RabbitMQ: The Queue That Delivers and Forgets
RabbitMQ is a message broker. A producer sends a message to an exchange. The exchange routes the message to one or more queues based on routing rules. A consumer receives the message from the queue and acknowledges it. After acknowledgment, the message is deleted from the queue.
The Dispatch Pattern
The logistics platform’s route dispatch sends a computed route to exactly one driver. RabbitMQ’s work queue pattern handles this:
// Concept: RabbitMQ work queue for single-consumer dispatch
// Multiple driver apps consume from the same queue.
// RabbitMQ delivers each message to exactly one consumer.
ConnectionFactory factory = new ConnectionFactory();
factory.setHost("rabbitmq-1");
Connection connection = factory.newConnection();
Channel channel = connection.createChannel();
// Declare a durable queue
channel.queueDeclare("route-dispatch", true, false, false, null);
// Set prefetch to 1: each consumer receives one message at a time.
// The next message is not delivered until the current one is acknowledged.
// This prevents a fast consumer from starving slow ones.
channel.basicQos(1);
// Consume with manual acknowledgment
channel.basicConsume("route-dispatch", false, (tag, delivery) -> {
String routeJson = new String(delivery.getBody(), StandardCharsets.UTF_8);
try {
assignRouteToDriver(routeJson);
channel.basicAck(delivery.getEnvelope().getDeliveryTag(), false);
} catch (Exception e) {
// Reject and requeue: message goes back to the queue for another consumer
channel.basicNack(delivery.getEnvelope().getDeliveryTag(), false, true);
}
}, tag -> {});
If the consumer crashes before acknowledging, RabbitMQ redelivers the message to another consumer. This is at-least-once delivery: the message is guaranteed to be processed, but may be processed more than once if the consumer crashes after processing but before acknowledging.
The Key Differences
| Property | Kafka | RabbitMQ |
|---|---|---|
| Storage model | Append-only log (Chapter 1) | Queue (FIFO, message deleted on ack) |
| Message retention | Retained until retention expires | Deleted after consumer ack |
| Multiple consumers | Independent consumer groups | Competing consumers on same queue |
| Ordering | Per-partition ordering | No ordering across competing consumers |
| Replay | Consumers can reset offset and replay | Not possible after ack |
| Delivery | Pull (consumer polls) | Push (broker delivers) |
| Backpressure | Consumer controls read rate | Prefetch count limits in-flight messages |
The Decision Rule
Use Kafka when multiple independent consumers need the same data, when replay is required, or when ordering per key matters. Event streaming, change data capture, audit trails. The logistics platform’s package events are published to Kafka because the tracking dashboard, the analytics pipeline, the notification service, and future consumers all need the same events independently.
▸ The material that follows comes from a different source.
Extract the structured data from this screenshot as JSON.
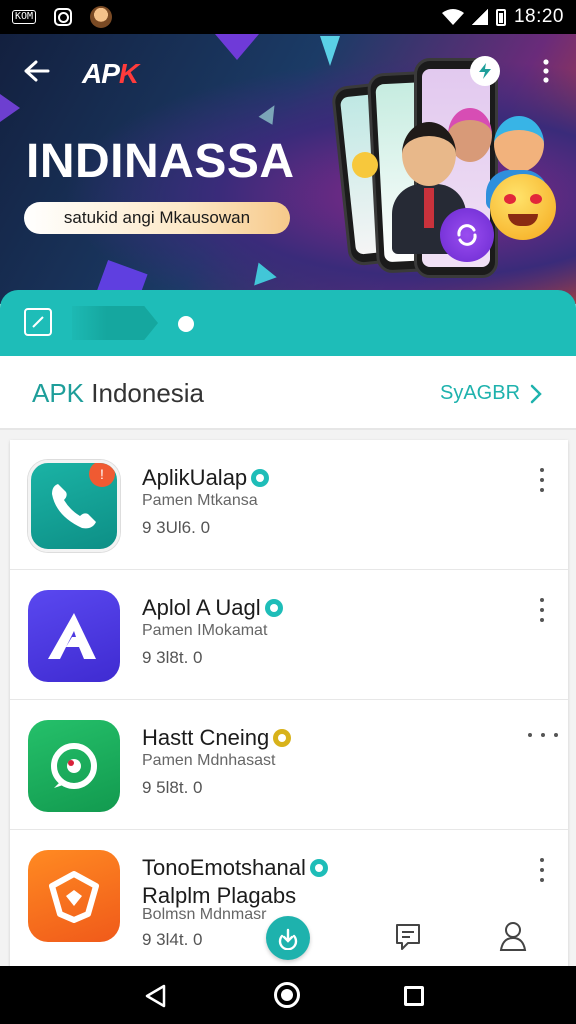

Use RabbitMQ when exactly one consumer should process each message, when the message is no longer needed after processing, and when at-most-once or at-least-once delivery per consumer is the requirement. Task dispatch, route assignment, work queues. The logistics platform’s route dispatch uses RabbitMQ because each route should go to exactly one driver, and a route that fails should be requeued.
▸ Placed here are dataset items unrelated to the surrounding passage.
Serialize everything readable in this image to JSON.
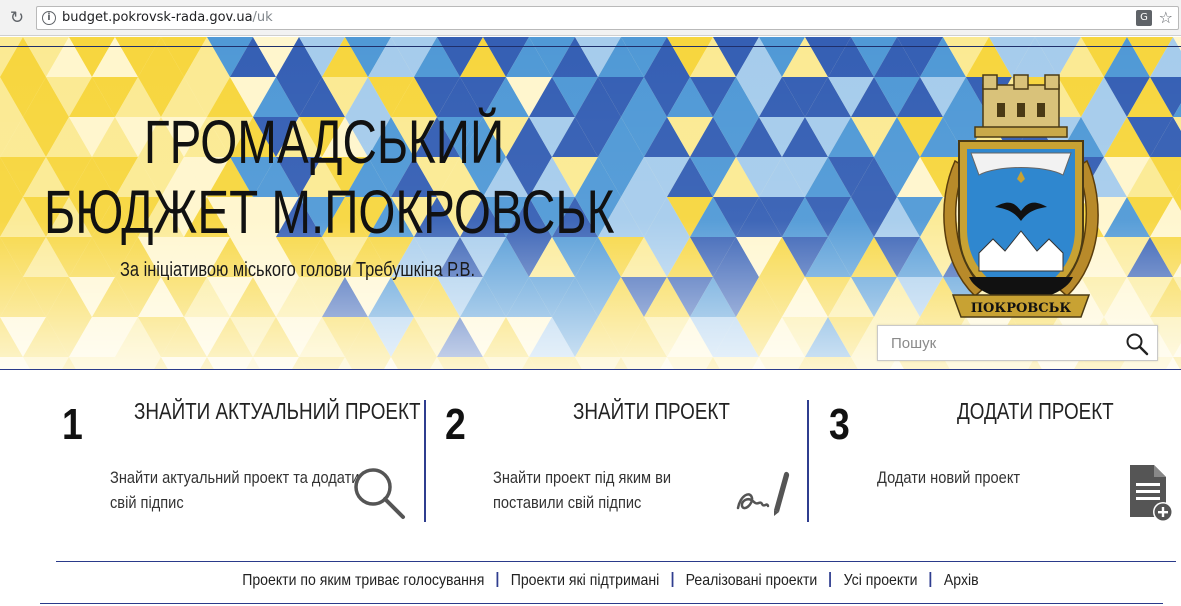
{
  "browser": {
    "url_host": "budget.pokrovsk-rada.gov.ua",
    "url_path": "/uk",
    "translate_icon": "translate-icon",
    "bookmark_icon": "star-icon"
  },
  "banner": {
    "title_line1": "ГРОМАДСЬКИЙ",
    "title_line2": "БЮДЖЕТ М.ПОКРОВСЬК",
    "subtitle": "За ініціативою міського голови Требушкіна Р.В.",
    "emblem_ribbon_text": "ПОКРОВСЬК",
    "colors": {
      "yellow": "#f6d32d",
      "blue": "#3d8fd6",
      "deep_blue": "#1f4fb0",
      "light_blue": "#9cc8ee"
    }
  },
  "search": {
    "placeholder": "Пошук",
    "icon": "search-icon"
  },
  "steps": [
    {
      "number": "1",
      "title": "ЗНАЙТИ АКТУАЛЬНИЙ ПРОЕКТ",
      "desc_line1": "Знайти актуальний проект та додати",
      "desc_line2": "свій підпис",
      "icon": "magnifier-icon"
    },
    {
      "number": "2",
      "title": "ЗНАЙТИ ПРОЕКТ",
      "desc_line1": "Знайти проект під яким ви",
      "desc_line2": "поставили свій підпис",
      "icon": "signature-icon"
    },
    {
      "number": "3",
      "title": "ДОДАТИ ПРОЕКТ",
      "desc_line1": "Додати новий проект",
      "desc_line2": "",
      "icon": "add-document-icon"
    }
  ],
  "nav": [
    "Проекти по яким триває голосування",
    "Проекти які підтримані",
    "Реалізовані проекти",
    "Усі проекти",
    "Архів"
  ],
  "accent_color": "#2f3d8f"
}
Do not use Kafka as a work queue. While Kafka can approximate competing consumers within a single consumer group, the partition-based assignment is coarser than RabbitMQ’s per-message delivery, and rebalancing during consumer failures causes processing pauses.
Do not use RabbitMQ as an event log. Messages are deleted after acknowledgment. Replay is impossible. Adding a new consumer that needs historical data requires re-publishing from the source, which defeats the purpose.